Puntos fuertes y aspectos mejorables
Puntos fuertes
- Acción propia y constante: al no depender de labios, mantiene un trabajo oscilante que resulta fácil de repetir sesión tras sesión.
- Vibración VIB efectiva a ritmo medio: en condiciones donde el depredador está selectivo, la combinación de vibración y reflejo ayuda a activar respuestas.
- Acabado reflectante tipo sequin: mejora la detección desde distintos ángulos, especialmente con luz lateral o agua con algo de particulado.
- Anzuelo triple con plumas útil en depredadores: el volumen extra suele marcar diferencias cuando el pez está rozando, no cuando viene a morder a lo bruto.
Aspectos mejorables
- Revisión del triple y plumas tras enganches: en zonas con roca o vegetación, las plumas se deterioran y el anzuelo puede descentrarse si el señuelo sufre impactos fuertes.
- Control de velocidad para afinar el “tempo”: si lo recuperas demasiado uniforme, puede funcionar, pero cuando el pez se pone fino, necesitas alternar ritmo y pausas cortas para que el comportamiento no sea monótono.
- Ajuste del montaje con la caña/riel: si usas una caña muy blanda o un carrete con recogida demasiado agresiva, el señuelo puede perder parte de su cadencia oscilante. En esos casos, ayuda pasar a una recuperación más medida y con más “suavidad” de muñeca.
Comparándolo de forma genérica con alternativas del mercado (otros crank sin labios o lipless con vibración), este se sitúa bien cuando buscas un señuelo que combine señal visual reflectante y vibración, y no solo “ruido mecánico”. En cambio, si tu prioridad es un recorrido extremadamente estable a velocidad alta, los modelos con cierta geometría más direccional pueden darte un patrón más “rectilíneo”. Aquí, la gracia está en la oscilación.
Veredicto del experto
Me parece un señuelo muy aprovechable para pescar depredadores en invierno y etapas de agua fría, sobre todo en escenarios donde el pez responde mejor a señales combinadas: vibración, oscilación y reflejo. Su talla 55 mm / 11 g lo hace manejable para buscar activamente, y el hecho de ser hundido simplifica la captura en vez de obligarte a “adivinar” la altura exacta con un cebo que flota.

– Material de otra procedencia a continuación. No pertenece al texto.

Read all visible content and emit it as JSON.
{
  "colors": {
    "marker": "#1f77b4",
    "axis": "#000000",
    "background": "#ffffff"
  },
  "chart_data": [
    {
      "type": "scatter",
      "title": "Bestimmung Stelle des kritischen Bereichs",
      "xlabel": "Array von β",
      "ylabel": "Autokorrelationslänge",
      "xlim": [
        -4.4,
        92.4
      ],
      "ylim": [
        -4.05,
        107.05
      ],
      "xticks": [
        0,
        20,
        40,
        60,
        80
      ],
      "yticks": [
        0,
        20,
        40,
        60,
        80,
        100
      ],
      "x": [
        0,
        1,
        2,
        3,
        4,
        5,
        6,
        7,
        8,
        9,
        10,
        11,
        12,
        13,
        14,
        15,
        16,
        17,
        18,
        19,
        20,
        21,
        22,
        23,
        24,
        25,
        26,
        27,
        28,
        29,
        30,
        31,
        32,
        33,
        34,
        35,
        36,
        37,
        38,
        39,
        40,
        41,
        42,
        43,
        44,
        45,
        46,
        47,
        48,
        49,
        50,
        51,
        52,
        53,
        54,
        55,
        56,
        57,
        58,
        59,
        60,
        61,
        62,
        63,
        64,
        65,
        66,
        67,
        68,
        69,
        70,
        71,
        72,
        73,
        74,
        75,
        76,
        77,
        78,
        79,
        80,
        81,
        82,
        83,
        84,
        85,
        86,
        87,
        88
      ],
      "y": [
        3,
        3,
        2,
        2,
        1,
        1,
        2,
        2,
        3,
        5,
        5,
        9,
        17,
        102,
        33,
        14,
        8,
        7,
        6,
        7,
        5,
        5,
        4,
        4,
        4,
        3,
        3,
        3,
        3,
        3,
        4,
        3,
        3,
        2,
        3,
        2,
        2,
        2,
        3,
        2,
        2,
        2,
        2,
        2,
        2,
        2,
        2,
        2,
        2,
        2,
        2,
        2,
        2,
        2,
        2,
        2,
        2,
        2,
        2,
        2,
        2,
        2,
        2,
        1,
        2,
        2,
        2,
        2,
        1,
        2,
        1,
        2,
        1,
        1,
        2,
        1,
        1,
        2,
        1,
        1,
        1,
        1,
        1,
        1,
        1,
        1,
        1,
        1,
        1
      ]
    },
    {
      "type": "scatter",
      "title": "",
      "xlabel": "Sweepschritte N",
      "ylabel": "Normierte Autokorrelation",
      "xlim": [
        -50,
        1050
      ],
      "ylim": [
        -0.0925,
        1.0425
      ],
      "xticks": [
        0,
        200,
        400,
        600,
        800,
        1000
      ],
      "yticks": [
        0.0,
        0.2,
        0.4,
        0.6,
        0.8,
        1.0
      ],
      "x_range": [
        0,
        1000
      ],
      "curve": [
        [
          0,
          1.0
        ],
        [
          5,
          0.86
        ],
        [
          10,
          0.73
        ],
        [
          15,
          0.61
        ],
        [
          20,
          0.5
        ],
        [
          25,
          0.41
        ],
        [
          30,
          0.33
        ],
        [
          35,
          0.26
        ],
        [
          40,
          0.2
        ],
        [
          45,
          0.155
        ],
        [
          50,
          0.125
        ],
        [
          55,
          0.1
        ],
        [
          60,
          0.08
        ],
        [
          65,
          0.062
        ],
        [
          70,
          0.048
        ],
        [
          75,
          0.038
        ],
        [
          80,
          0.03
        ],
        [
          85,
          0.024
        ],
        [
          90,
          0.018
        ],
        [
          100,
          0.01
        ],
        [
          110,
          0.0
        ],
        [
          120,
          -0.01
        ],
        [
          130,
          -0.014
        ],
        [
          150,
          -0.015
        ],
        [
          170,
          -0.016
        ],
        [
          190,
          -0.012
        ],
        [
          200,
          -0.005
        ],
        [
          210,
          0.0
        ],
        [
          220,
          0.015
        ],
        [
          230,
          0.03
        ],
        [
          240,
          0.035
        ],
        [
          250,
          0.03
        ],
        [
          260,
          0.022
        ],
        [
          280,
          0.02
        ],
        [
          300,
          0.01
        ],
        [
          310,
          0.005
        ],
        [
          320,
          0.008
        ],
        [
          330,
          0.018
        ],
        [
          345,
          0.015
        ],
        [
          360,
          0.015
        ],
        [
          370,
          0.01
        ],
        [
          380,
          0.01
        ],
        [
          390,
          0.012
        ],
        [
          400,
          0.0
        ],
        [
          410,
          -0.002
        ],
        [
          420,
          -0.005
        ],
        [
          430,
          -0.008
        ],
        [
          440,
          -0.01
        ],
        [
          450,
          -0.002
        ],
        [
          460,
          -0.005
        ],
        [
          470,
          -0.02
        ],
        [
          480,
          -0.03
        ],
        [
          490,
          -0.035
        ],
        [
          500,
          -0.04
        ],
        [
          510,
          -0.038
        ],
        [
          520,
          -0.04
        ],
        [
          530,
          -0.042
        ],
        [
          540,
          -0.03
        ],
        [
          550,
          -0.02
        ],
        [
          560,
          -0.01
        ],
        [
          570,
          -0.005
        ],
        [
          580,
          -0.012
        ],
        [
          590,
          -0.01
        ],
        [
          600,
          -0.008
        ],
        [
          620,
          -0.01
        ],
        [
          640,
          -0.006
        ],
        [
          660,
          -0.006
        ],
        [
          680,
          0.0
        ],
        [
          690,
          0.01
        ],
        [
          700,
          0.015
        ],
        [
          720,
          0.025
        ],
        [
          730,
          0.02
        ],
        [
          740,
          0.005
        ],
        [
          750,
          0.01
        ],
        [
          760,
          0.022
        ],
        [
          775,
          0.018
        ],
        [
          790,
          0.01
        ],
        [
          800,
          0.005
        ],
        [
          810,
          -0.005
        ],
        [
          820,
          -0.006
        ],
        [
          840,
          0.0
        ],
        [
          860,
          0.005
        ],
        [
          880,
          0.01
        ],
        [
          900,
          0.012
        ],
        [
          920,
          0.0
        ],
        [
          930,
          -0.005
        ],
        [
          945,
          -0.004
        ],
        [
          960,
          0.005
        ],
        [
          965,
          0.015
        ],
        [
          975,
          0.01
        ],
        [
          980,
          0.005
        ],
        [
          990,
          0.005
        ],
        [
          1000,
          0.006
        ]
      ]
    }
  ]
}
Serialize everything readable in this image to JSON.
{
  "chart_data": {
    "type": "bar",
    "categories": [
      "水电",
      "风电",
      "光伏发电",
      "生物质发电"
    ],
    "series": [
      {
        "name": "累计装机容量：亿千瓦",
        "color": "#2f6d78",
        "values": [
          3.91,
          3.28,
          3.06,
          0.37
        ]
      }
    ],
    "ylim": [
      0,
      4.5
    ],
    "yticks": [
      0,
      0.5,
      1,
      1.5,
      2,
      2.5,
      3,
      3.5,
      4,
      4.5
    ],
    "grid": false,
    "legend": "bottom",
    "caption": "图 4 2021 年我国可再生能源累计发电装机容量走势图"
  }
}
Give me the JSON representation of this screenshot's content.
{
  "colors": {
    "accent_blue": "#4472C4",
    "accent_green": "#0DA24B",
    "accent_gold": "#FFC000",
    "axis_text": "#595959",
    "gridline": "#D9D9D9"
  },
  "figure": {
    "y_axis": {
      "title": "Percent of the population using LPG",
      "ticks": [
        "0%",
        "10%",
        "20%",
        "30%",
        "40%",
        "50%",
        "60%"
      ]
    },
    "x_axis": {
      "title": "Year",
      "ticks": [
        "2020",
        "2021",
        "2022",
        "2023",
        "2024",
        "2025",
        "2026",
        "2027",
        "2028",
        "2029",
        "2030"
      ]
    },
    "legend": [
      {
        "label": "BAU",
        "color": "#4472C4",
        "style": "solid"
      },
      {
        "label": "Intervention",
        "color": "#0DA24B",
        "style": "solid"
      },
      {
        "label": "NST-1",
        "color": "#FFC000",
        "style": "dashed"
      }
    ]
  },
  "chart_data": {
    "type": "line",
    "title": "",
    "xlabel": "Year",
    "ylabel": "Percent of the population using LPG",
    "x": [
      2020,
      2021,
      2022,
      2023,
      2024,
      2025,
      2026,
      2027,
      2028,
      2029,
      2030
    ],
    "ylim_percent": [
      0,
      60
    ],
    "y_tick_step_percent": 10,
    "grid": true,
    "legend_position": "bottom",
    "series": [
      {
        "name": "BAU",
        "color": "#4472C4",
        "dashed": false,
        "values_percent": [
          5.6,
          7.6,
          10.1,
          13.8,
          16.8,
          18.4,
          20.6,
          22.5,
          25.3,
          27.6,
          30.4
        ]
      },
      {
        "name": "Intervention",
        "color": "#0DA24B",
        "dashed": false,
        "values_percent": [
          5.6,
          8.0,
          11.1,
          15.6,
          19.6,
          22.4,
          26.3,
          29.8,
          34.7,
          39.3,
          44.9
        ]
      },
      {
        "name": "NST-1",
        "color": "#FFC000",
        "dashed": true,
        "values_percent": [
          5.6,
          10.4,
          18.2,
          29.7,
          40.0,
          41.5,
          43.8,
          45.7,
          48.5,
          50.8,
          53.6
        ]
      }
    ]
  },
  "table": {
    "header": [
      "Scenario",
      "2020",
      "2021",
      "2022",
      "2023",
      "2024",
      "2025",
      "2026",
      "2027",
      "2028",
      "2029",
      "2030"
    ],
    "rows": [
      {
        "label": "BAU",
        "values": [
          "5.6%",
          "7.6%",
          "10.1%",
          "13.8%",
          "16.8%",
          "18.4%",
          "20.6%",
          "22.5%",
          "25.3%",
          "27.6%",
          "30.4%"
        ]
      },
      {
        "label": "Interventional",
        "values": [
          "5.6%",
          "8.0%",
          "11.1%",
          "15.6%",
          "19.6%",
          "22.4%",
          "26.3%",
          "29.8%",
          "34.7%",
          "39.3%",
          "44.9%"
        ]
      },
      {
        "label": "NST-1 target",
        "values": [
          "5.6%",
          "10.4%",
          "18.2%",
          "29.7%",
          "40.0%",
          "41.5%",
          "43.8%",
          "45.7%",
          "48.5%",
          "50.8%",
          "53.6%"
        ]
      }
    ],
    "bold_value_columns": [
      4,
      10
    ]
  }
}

Mi recomendación es que lo trabajes con una recuperación de ritmo medio y que reserves las pausas cortas para cuando notes seguimientos sin ataques. Y, por durabilidad, trata el triple como lo que es en este tipo de señuelos: revisa y enjuaga siempre, porque en salitre y rocas es donde más se nota el desgaste. Con ese mantenimiento y un control sencillo del ritmo, es de los modelos que vuelvo a coger cuando quiero repetir resultados sin complicarme con maniobras largas.